愛媛県宇和島市 大隆寺(宇和島藩伊達家墓所)

宇和島藩伊達家のもうひとつの菩提寺大隆寺は、
以前の宇和島藩主富田信高により建立されたもので、
建立当時は金剛山正眼院の名で呼ばれていました。

富田信高は、豊臣秀吉の側近富田一白の嫡子で、
父の死後に家督を継いて安濃津城主となります。
関ケ原の戦いでは東軍に属し、
前哨戦である安濃津城の戦いで、
毛利秀元ら西軍3万の軍勢相手に籠城し、
多勢に無勢で奮戦むなしく降伏して開城。
信高は剃髪して出家し、高野山へ籠りました。

関ケ原で徳川家康が勝利すると信高は呼び戻され、
失った所領5万石を回復して、
さらに2万石を加増されます。
その後、宇和島に転封となりますが、
罪人を匿った罪で改易。
磐城平藩に預けられて蟄居処分となりました。
宇和島は幕府直轄地として代官が置かれますが、
大坂の陣の功によって伊達秀宗が宇和島を与えられ、
伊達家宇和島藩が立藩することになるわけです。

さて、信高によって建立された正眼院ですが、
伊達家入封後も庇護され、伊達家菩提寺となります。
当初は藩主以外の一族の菩提寺となっていましたが、
5代藩主伊達村候は、正眼院を自らの墓所と決め、
死後はその遺言通りに正眼院に葬られました。
その際に村候戒名「大隆寺殿羽林中山紹興大居士」から、
寺名が大隆寺に改められています。


大隆寺山門」。
寺名を呼ぶと村候を呼び捨てしてしまう為、
宇和島藩では家臣や領民には寺名ではなく、
山号の金剛山と呼ばせたらしい。
山門と本堂の間には中門もあり、
短いながら重厚な参道となっています。


本堂」。
寛政10年に建てられた本堂。
金剛山庭園という美しい庭園があるようですが、
訪問時には知らなかったので見ていません。

本堂向かって右手より奥へ進み、伊達家の墓所へ。

初代藩主秀宗正室 亀」墓。
秀宗正室亀姫は、彦根藩初代井伊直政の次女。
当時、伊達政宗の継嗣であった秀宗を、
徳川陣営に引き込もうと、
家康が画策した縁談であったようです。
亀姫は男子2人女子3人を設けておりますが、
長男宗実、次男宗時の2人共が早逝してしまい、
2代藩主は側室の子であった伊達宗利が継ぎました。

亀姫の墓よりさらに進むと、伊達家の墓所が現れます。
この間、結構距離がありました。

宇和島藩伊達家墓所」。
大隆寺の伊達家墓所は、5代村候とその正室護姫
秀宗の次男宗時。
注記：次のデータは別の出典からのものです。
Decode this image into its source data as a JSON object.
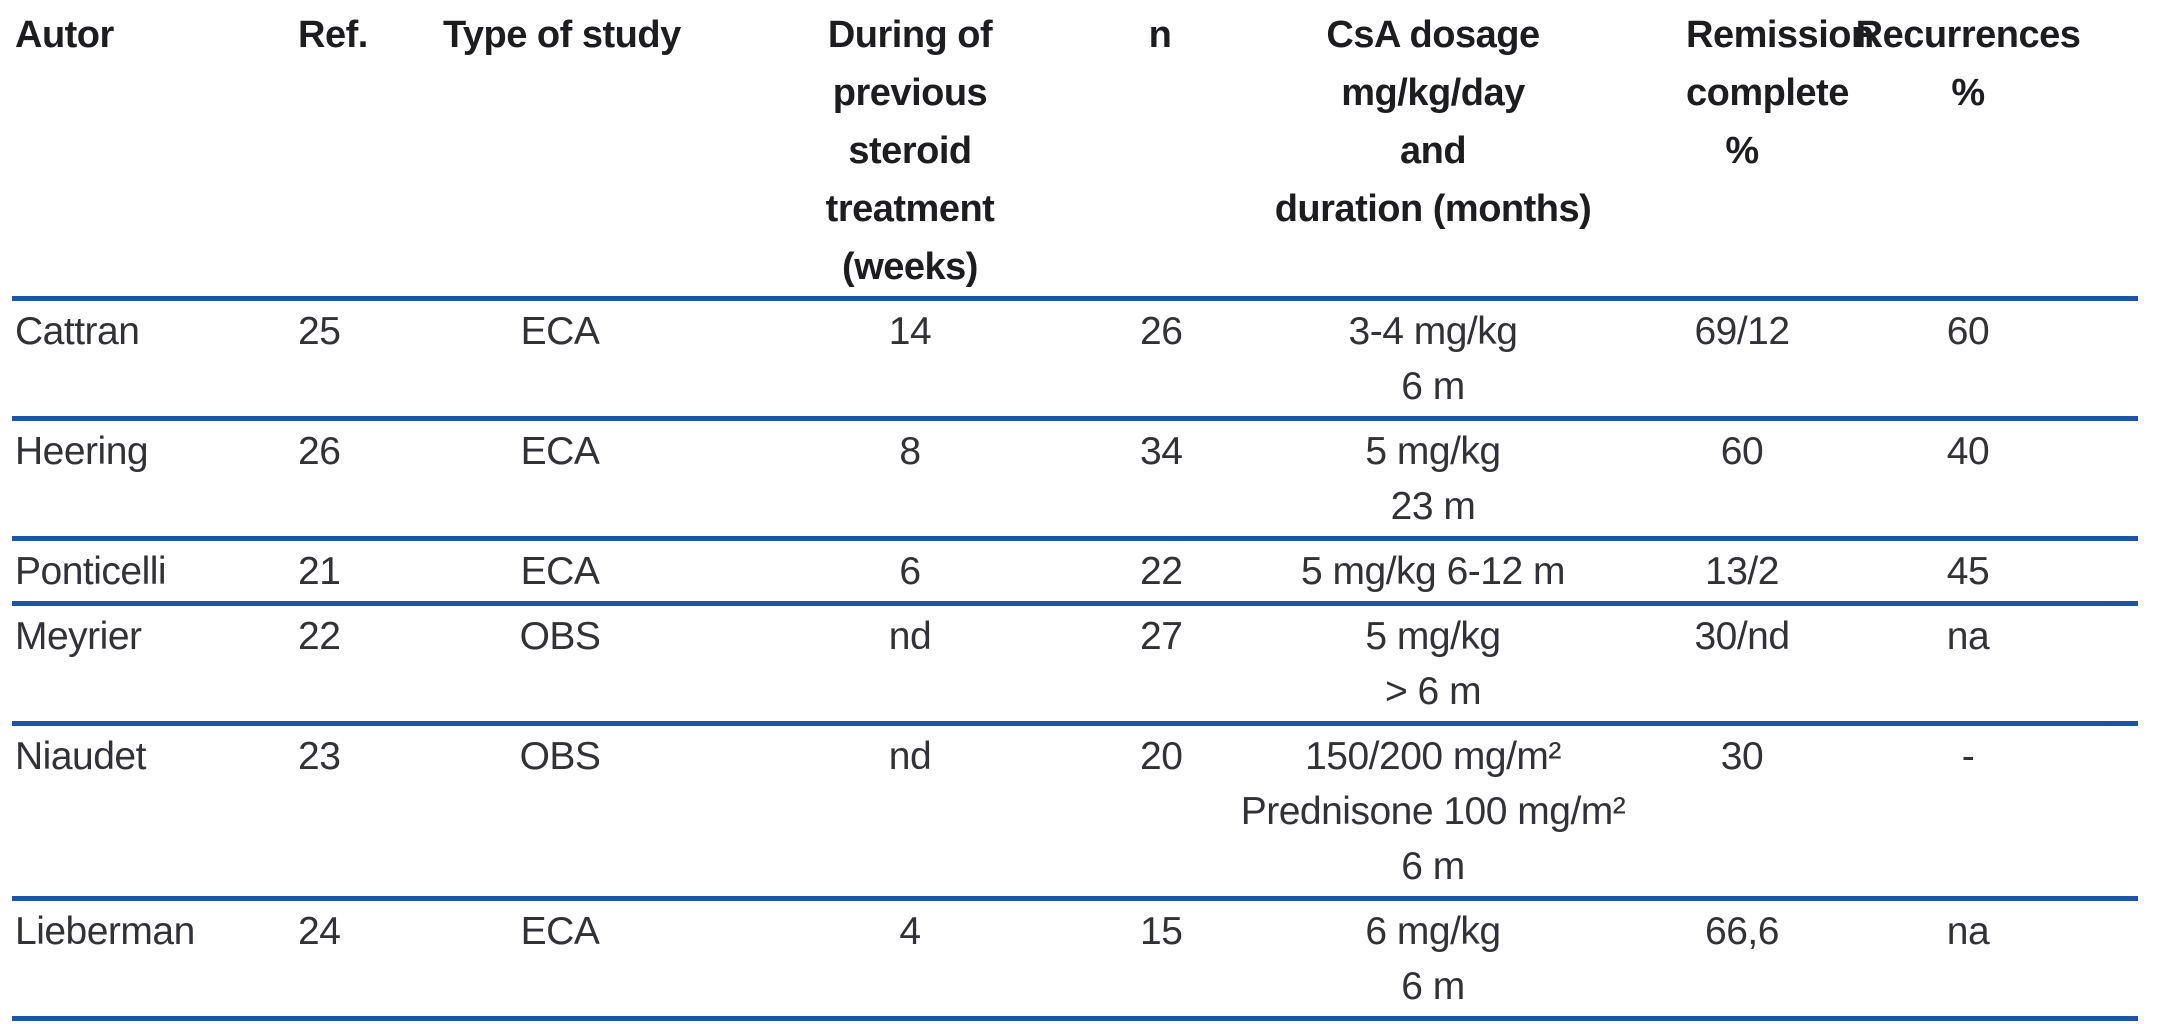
{
  "page": {
    "background": "#ffffff",
    "rule_color": "#1c55a5",
    "header_text_color": "#1d1d20",
    "body_text_color": "#323236"
  },
  "table": {
    "headers": {
      "autor": "Autor",
      "ref": "Ref.",
      "type": "Type of study",
      "steroid": [
        "During of",
        "previous",
        "steroid",
        "treatment",
        "(weeks)"
      ],
      "n": "n",
      "dosage": [
        "CsA dosage",
        "mg/kg/day",
        "and",
        "duration (months)"
      ],
      "remission": [
        "Remission",
        "complete",
        "%"
      ],
      "recurrences": [
        "Recurrences",
        "%"
      ]
    },
    "rows": [
      {
        "autor": "Cattran",
        "ref": "25",
        "type": "ECA",
        "steroid_weeks": "14",
        "n": "26",
        "dosage": [
          "3-4 mg/kg",
          "6 m"
        ],
        "remission": "69/12",
        "recurrences": "60"
      },
      {
        "autor": "Heering",
        "ref": "26",
        "type": "ECA",
        "steroid_weeks": "8",
        "n": "34",
        "dosage": [
          "5 mg/kg",
          "23 m"
        ],
        "remission": "60",
        "recurrences": "40"
      },
      {
        "autor": "Ponticelli",
        "ref": "21",
        "type": "ECA",
        "steroid_weeks": "6",
        "n": "22",
        "dosage": [
          "5 mg/kg 6-12 m"
        ],
        "remission": "13/2",
        "recurrences": "45"
      },
      {
        "autor": "Meyrier",
        "ref": "22",
        "type": "OBS",
        "steroid_weeks": "nd",
        "n": "27",
        "dosage": [
          "5 mg/kg",
          "> 6 m"
        ],
        "remission": "30/nd",
        "recurrences": "na"
      },
      {
        "autor": "Niaudet",
        "ref": "23",
        "type": "OBS",
        "steroid_weeks": "nd",
        "n": "20",
        "dosage": [
          "150/200 mg/m²",
          "Prednisone 100 mg/m²",
          "6 m"
        ],
        "remission": "30",
        "recurrences": "-"
      },
      {
        "autor": "Lieberman",
        "ref": "24",
        "type": "ECA",
        "steroid_weeks": "4",
        "n": "15",
        "dosage": [
          "6 mg/kg",
          "6 m"
        ],
        "remission": "66,6",
        "recurrences": "na"
      }
    ]
  }
}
2代藩主宗利の正室稲姫
7代藩主伊達宗紀とその正室観姫
9代藩主伊達宗徳とその生母。
宗徳の次男本多康虎とその長男。
10代当主伊達宗陳の生母の墓があります。


正二位侯爵伊達宗徳墓」。
9代藩主伊達宗徳の墓。
7代藩主伊達宗紀の三男として生まれますが、
嫡子は従兄伊達宗城と決まっていた為、
8代藩主となった宗城の養嗣子となります。
安政の大獄で宗城が隠居謹慎処分となった事により、
9代藩主に就任していますが、
実権は宗城が握っていたため、
宗徳は傀儡のような存在であったという。
幕末宇和島藩といえば、宗城が真っ先に頭に浮かびますが、
実際の幕末の宇和島藩主はこの宗徳。
彼が能力があったか無かったはわかりませんが、
優秀すぎる義父を持つのも、辛いものがありますね。

7代藩主宗紀は、隠居して表舞台からは消えていますが、
明治22年まで生きた幕末の人物。
残念ながら墓は撮り忘れてしまいました。
彼は長寿大名として知られ、隠居後は悠々自適の生活。
酒を控え、朝晩の散歩や書道などを日課としました。
側近が長寿の秘訣を尋ねると「女色を慎む事」と答え、
さらに「何歳から女色を慎まれましたか?」と問うと、
70歳」と答えたという逸話があるらしい。